Spielen z.B. Ängste eine Rolle?

Nach einer tiefenpsychologischen Therapie geht es mir heute schon viel besser. Ich konnte mich weitestgehend von den alten Gedanken- und Gefühlsmustern befreien. Was mir allerdings immer noch schwer fällt, ist es daran zu glauben, bedingungslos geliebt werden zu können.

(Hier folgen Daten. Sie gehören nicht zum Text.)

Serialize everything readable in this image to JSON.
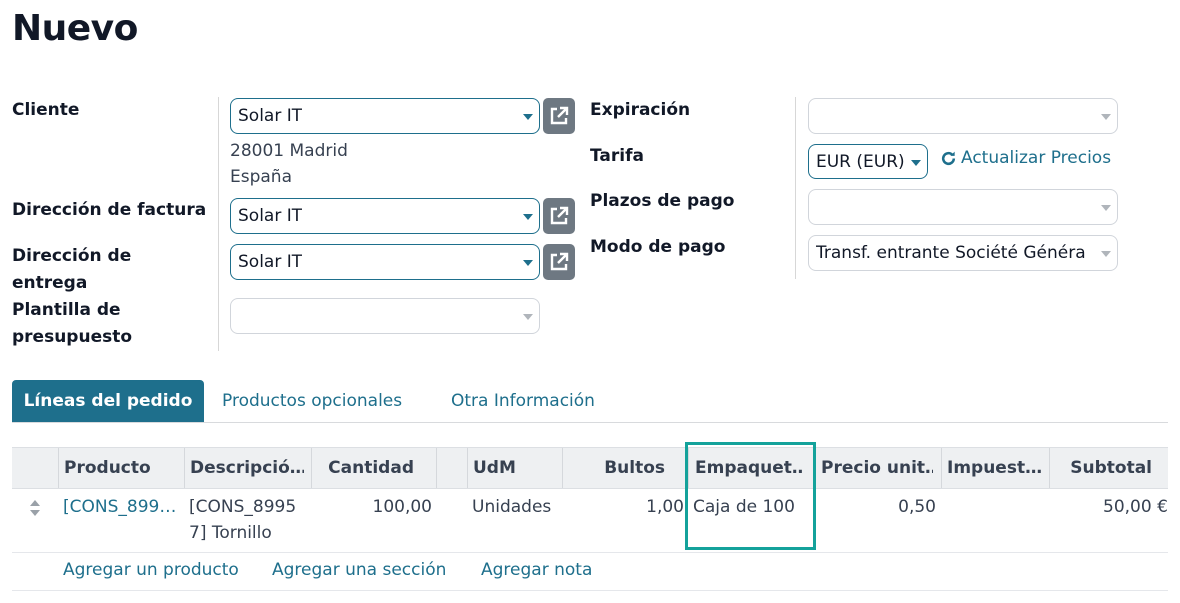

Einfach so wie ich wirklich bin. Ich habe oftmals immer noch den Drang, mich für andere zu verbiegen und es allen recht machen zu wollen. Außerdem begleiten mich des Öfteren Verlustängste bspw. was den Partner angeht, da mich nach meinem Ausstieg meine Familie und alle, die ich bis dahin liebte, fallen gelassen haben.

7. Welches Fazit ziehst du für dich persönlich aus deiner Vergangenheit?

Es war eine beschwerliche Reise, doch letztendlich führte sie, auch wenn der Weg besonders holprig war, zu mir selbst. Ich gehe nun besonders achtsam durchs Leben und habe eine große Wertschätzung für meine gewonnene Freiheit.

8. Welchen Rat möchtest du Interessierten der Glaubensgemeinschaft (die sich z.B. bereits in einem Bibelstudium befinden oder sich zur Organisation hingezogen fühlen), bzw. bereits zweifelnden Mitgliedern mitgeben?

Hör auf dein Bauchgefühl und deine innere Stimme. So findest du zu dir selbst.